PROBLEM 4: MALWARE SENT BY TEAMS
Malware can be delivered via chat to infect the caller’s device. The key is that the administrator can control “input” files sent to the organization’s infrastructure (minimum north-south communication, outside the organization, but to have full visibility and avoid internal spread of threats – it is also worth monitoring the east-west traffic).
Depending on the platform, there are different security technologies:
- Cloud Access Security Broker (CASB) ¬¬– protects files sent to your cloud instance, also includes advanced options for resource access control, sharing, and anomaly detection of user accounts.
- Next-Gen Web Security Gateway – a response to the needs of companies gradually moving to the cloud – combining a secure web proxy with CASB and Data Loss Prevention. Comprehensive file protection not only in terms of possible malware but also exfiltration.
- In addition, technologies such as EDR, Secure Web Gateway, Next-Gen Firewall and good old antivirus significantly reduce the risk of damage caused by malware downloaded together with the file sent via chat.
PROBLEM 5: FILE SHARING OUTSIDE THE ORGANIZATION
The lack of control over who users share their shared files on a cloud platform is a serious problem. In addition to Data Loss Prevention (DLP) policies imposed on data stored in the cloud, it is worth considering the implementation of CASB to differentiate the level of access to files depending on the type of device or user location. We describe these issues in more detail in our article about CASB – HERE LINK
PROBLEM 6: INTEGRATION WITH OTHER APPLICATIONS
By granting applications rights to certain functions, we create new vectors of attack and data leakage. It is worth starting with an inventory of what applications are integrated with our MS Teams? How can we check whether our knowledge is up-to-date?
At this point, it is worth mentioning that MS Teams are not the only communication and cooperation tool. Therefore, consider whether your organization has general guidelines for the safe use of such applications.
PROBLEM 7: LACK OF VISIBILITY FOR NON-DISRUPTING USERS ‘BEHAVIOR
Access from a remote location, too wide sharing of files, downloading large amounts of data or downloading them outside working hours – each of these signals may indicate doubtful intentions of a trusted user or the takeover of his access data. Most CASB class solutions contain functionalities that allow to assess the risk level of user actions. So make sure your solution also has it.
In addition to the above-mentioned, there is also the issue of a uniform security policy for various cloud environments and minimizing the time of incident detection and remediation. For example, in API-based solutions, the time of sending information about an event is sometimes crucial.
The aforementioned Microsoft Teams: Top 10 Security Threats by McAfee extends the above-mentioned security problems of MS Teams and concretes with:
- Additional challenges faced by organizations using not only MS Teams, but also other messengers.
- Methods and techniques of securing attack vectors.

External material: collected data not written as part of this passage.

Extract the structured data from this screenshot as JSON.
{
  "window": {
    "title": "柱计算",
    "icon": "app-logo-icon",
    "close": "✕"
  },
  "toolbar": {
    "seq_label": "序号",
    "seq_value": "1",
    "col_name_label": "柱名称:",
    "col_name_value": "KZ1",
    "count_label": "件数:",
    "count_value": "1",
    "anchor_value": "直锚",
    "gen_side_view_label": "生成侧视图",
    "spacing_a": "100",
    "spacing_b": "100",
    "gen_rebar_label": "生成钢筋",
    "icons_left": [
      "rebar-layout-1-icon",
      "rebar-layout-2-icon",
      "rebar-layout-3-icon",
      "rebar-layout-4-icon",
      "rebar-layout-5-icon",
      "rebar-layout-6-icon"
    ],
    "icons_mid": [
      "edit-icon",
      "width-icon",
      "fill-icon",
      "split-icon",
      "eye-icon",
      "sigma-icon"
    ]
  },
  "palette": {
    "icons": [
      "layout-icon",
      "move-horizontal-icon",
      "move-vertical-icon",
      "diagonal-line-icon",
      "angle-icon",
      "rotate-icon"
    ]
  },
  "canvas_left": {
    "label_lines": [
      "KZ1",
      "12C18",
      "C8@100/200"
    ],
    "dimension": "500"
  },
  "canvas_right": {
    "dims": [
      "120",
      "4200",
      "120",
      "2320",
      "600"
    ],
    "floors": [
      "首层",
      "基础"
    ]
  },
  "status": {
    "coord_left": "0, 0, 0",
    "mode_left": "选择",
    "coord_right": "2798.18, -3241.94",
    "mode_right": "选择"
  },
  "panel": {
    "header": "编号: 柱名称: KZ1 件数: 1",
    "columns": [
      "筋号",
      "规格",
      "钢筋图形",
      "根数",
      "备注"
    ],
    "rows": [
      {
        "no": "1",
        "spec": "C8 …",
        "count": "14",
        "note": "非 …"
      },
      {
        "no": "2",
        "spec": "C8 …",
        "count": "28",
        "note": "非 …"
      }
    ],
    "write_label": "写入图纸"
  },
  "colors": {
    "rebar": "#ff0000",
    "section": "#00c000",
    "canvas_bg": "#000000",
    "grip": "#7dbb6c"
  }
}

- Technologies and their business case.
It is worth writing about business justifications referring to the beginning of the article – communication is a critical process in an organization, and the applications supporting it are essential.
In the era of a kind of communication “relaxation” caused by ubiquitous remote work, administrators must be more vigilant than ever. And supporting them solutions and functionalities, such as the mentioned CASB. Nevertheless, it is worth remembering that currently communication covers many channels and devices, and each cybersecurity solution contributes to increasing the level of its protection.